Closed nickcorona closed 3 years ago

malmgrek commented 3 years ago

For example by defining the term types like so

a = gammy.ExpSquared1d( grid=np.arange(0, 1, 10), corrlen=1, sigma=1, energy=0.999 ) b = gammy.ExpSquared1d( grid=np.arange(0, 1, 10), corrlen=0.1, sigma=0.1, energy=0.999 )

and setting

formula = a(x[:, 0]) + b(x[:, 1])

and so on -- as in the readme examples. The above formulation assumes that the input data is (at least) of shape N x 2.

nickcorona commented 3 years ago

For example by defining the term types like so

a = gammy.ExpSquared1d( grid=np.arange(0, 1, 10), corrlen=1, sigma=1, energy=0.999 ) b = gammy.ExpSquared1d( grid=np.arange(0, 1, 10), corrlen=0.1, sigma=0.1, energy=0.999 )

and setting

formula = a(x[:, 0]) + b(x[:, 1])

and so on -- as in the readme examples. The above formulation assumes that the input data is (at least) of shape N x 2.

What if you have many features? Do you still have to define the formula in this way? Or is there a way to define the formula without explicitly indexing each feature in the matrix?

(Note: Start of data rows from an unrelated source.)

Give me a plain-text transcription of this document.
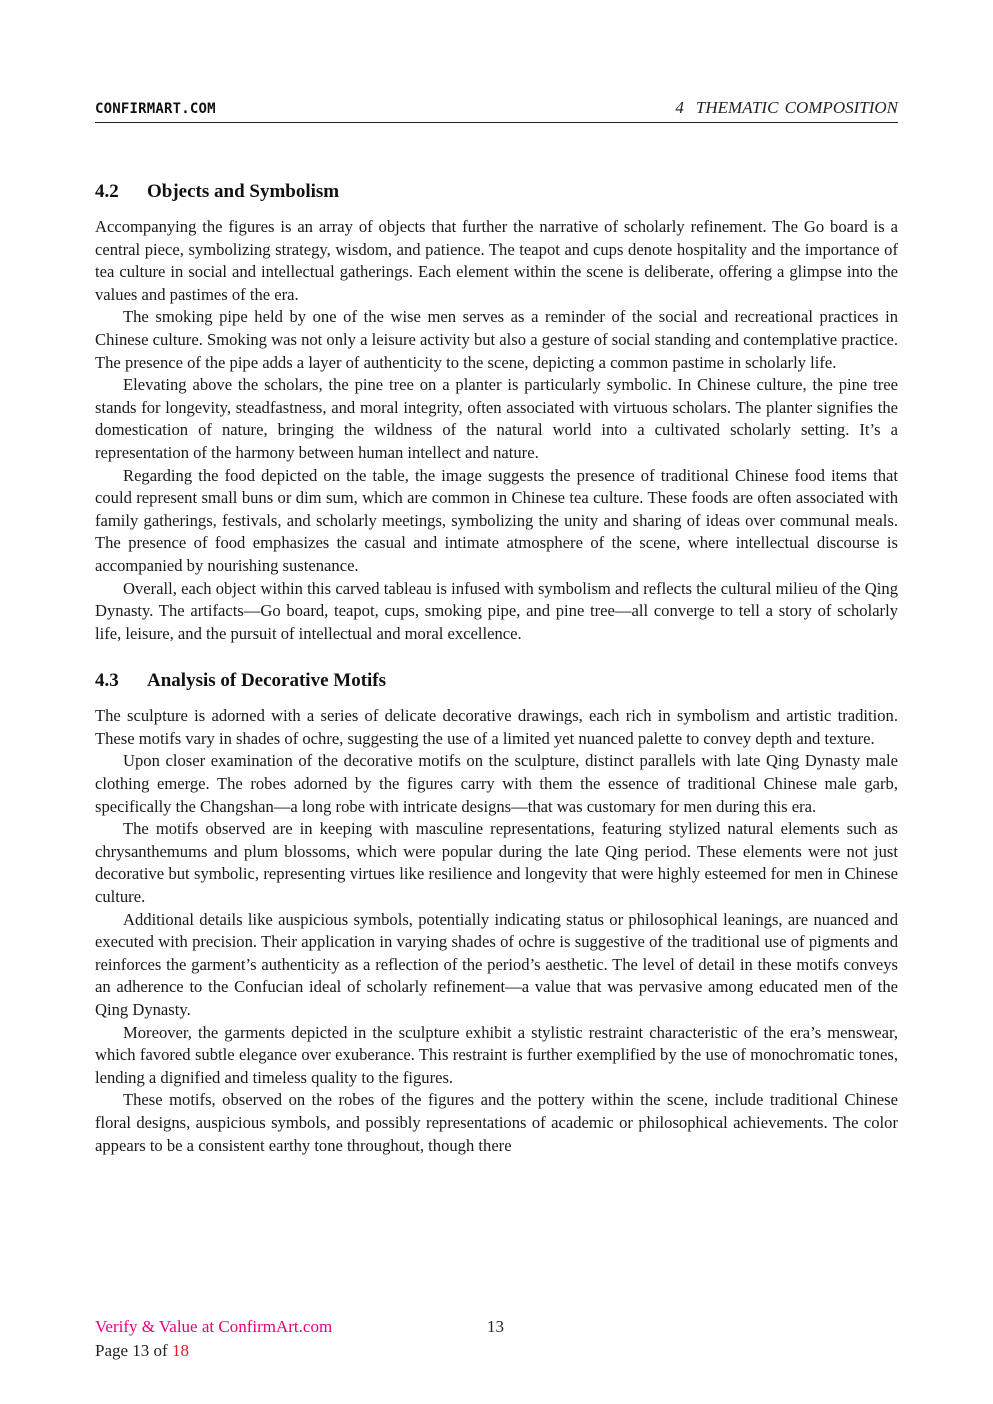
CONFIRMART.COM	4 THEMATIC COMPOSITION
4.2 Objects and Symbolism

Accompanying the figures is an array of objects that further the narrative of scholarly refinement. The Go board is a central piece, symbolizing strategy, wisdom, and patience. The teapot and cups denote hospitality and the importance of tea culture in social and intellectual gatherings. Each element within the scene is deliberate, offering a glimpse into the values and pastimes of the era.

The smoking pipe held by one of the wise men serves as a reminder of the social and recreational practices in Chinese culture. Smoking was not only a leisure activity but also a gesture of social standing and contemplative practice. The presence of the pipe adds a layer of authenticity to the scene, depicting a common pastime in scholarly life.

Elevating above the scholars, the pine tree on a planter is particularly symbolic. In Chinese culture, the pine tree stands for longevity, steadfastness, and moral integrity, often associated with virtuous scholars. The planter signifies the domestication of nature, bringing the wildness of the natural world into a cultivated scholarly setting. It’s a representation of the harmony between human intellect and nature.

Regarding the food depicted on the table, the image suggests the presence of traditional Chinese food items that could represent small buns or dim sum, which are common in Chinese tea culture. These foods are often associated with family gatherings, festivals, and scholarly meetings, symbolizing the unity and sharing of ideas over communal meals. The presence of food emphasizes the casual and intimate atmosphere of the scene, where intellectual discourse is accompanied by nourishing sustenance.

Overall, each object within this carved tableau is infused with symbolism and reflects the cultural milieu of the Qing Dynasty. The artifacts—Go board, teapot, cups, smoking pipe, and pine tree—all converge to tell a story of scholarly life, leisure, and the pursuit of intellectual and moral excellence.

4.3 Analysis of Decorative Motifs

The sculpture is adorned with a series of delicate decorative drawings, each rich in symbolism and artistic tradition. These motifs vary in shades of ochre, suggesting the use of a limited yet nuanced palette to convey depth and texture.

Upon closer examination of the decorative motifs on the sculpture, distinct parallels with late Qing Dynasty male clothing emerge. The robes adorned by the figures carry with them the essence of traditional Chinese male garb, specifically the Changshan—a long robe with intricate designs—that was customary for men during this era.

The motifs observed are in keeping with masculine representations, featuring stylized natural elements such as chrysanthemums and plum blossoms, which were popular during the late Qing period. These elements were not just decorative but symbolic, representing virtues like resilience and longevity that were highly esteemed for men in Chinese culture.

Additional details like auspicious symbols, potentially indicating status or philosophical leanings, are nuanced and executed with precision. Their application in varying shades of ochre is suggestive of the traditional use of pigments and reinforces the garment’s authenticity as a reflection of the period’s aesthetic. The level of detail in these motifs conveys an adherence to the Confucian ideal of scholarly refinement—a value that was pervasive among educated men of the Qing Dynasty.

Moreover, the garments depicted in the sculpture exhibit a stylistic restraint characteristic of the era’s menswear, which favored subtle elegance over exuberance. This restraint is further exemplified by the use of monochromatic tones, lending a dignified and timeless quality to the figures.

These motifs, observed on the robes of the figures and the pottery within the scene, include traditional Chinese floral designs, auspicious symbols, and possibly representations of academic or philosophical achievements. The color appears to be a consistent earthy tone throughout, though there

Verify & Value at ConfirmArt.com	13
Page 13 of 18
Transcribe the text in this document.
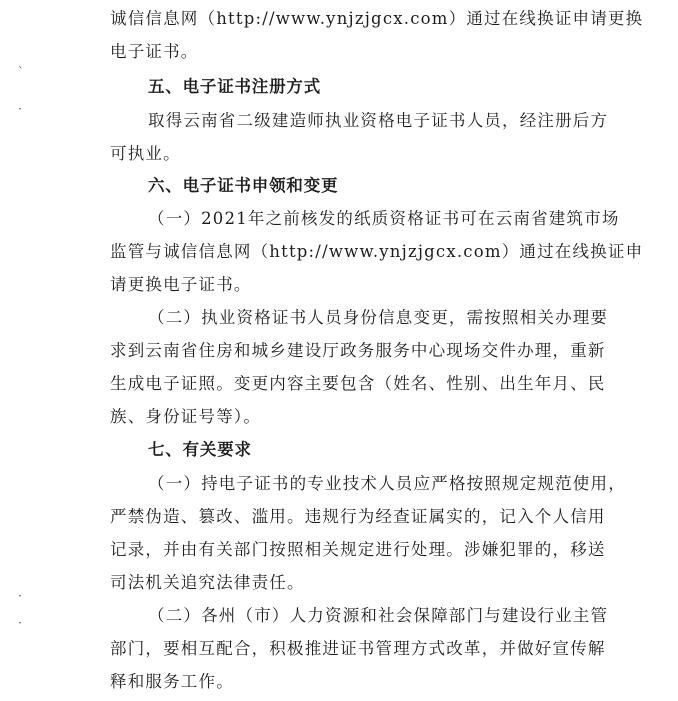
`
·
·
·
诚信信息网（http://www.ynjzjgcx.com）通过在线换证申请更换
电子证书。
五、电子证书注册方式
取得云南省二级建造师执业资格电子证书人员，经注册后方
可执业。
六、电子证书申领和变更
（一）2021年之前核发的纸质资格证书可在云南省建筑市场
监管与诚信信息网（http://www.ynjzjgcx.com）通过在线换证申
请更换电子证书。
（二）执业资格证书人员身份信息变更，需按照相关办理要
求到云南省住房和城乡建设厅政务服务中心现场交件办理，重新
生成电子证照。变更内容主要包含（姓名、性别、出生年月、民
族、身份证号等）。
七、有关要求
（一）持电子证书的专业技术人员应严格按照规定规范使用，
严禁伪造、篡改、滥用。违规行为经查证属实的，记入个人信用
记录，并由有关部门按照相关规定进行处理。涉嫌犯罪的，移送
司法机关追究法律责任。
（二）各州（市）人力资源和社会保障部门与建设行业主管
部门，要相互配合，积极推进证书管理方式改革，并做好宣传解
释和服务工作。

malmgrek commented 3 years ago

If I had to create an additive model for a larger (known) number of features, I would try either of the following:

Using list comprehension:

import gammy
import numpy as np

x = gammy.arraymapper.x

# simulate data
N = 10
input_data = np.random.rand(N, N)
y = np.random.rand(N)

f = gammy.ExpSquared1d(grid=np.arange(0, 1, 0.1), corrlen=1, sigma=1)
formula = gammy.Sum([f(x[:, n]) for n in range(N)])
model = gammy.BayesianGAM(formula).fit(input_data, y)
# model.predict(input_data)

Using reduce:

from functools import reduce
formula = reduce(lambda S, n: S + f(x[:, n]), range(1, N), f(x[:, 0]))
...

I quickly tested both of the approaches, and they seemed to work (at least technically).

Currently there is no shortcut or vectorized alternative method.

Did I try to answer the right question?

malmgrek commented 3 years ago

Closing the issue as there is no more discussion.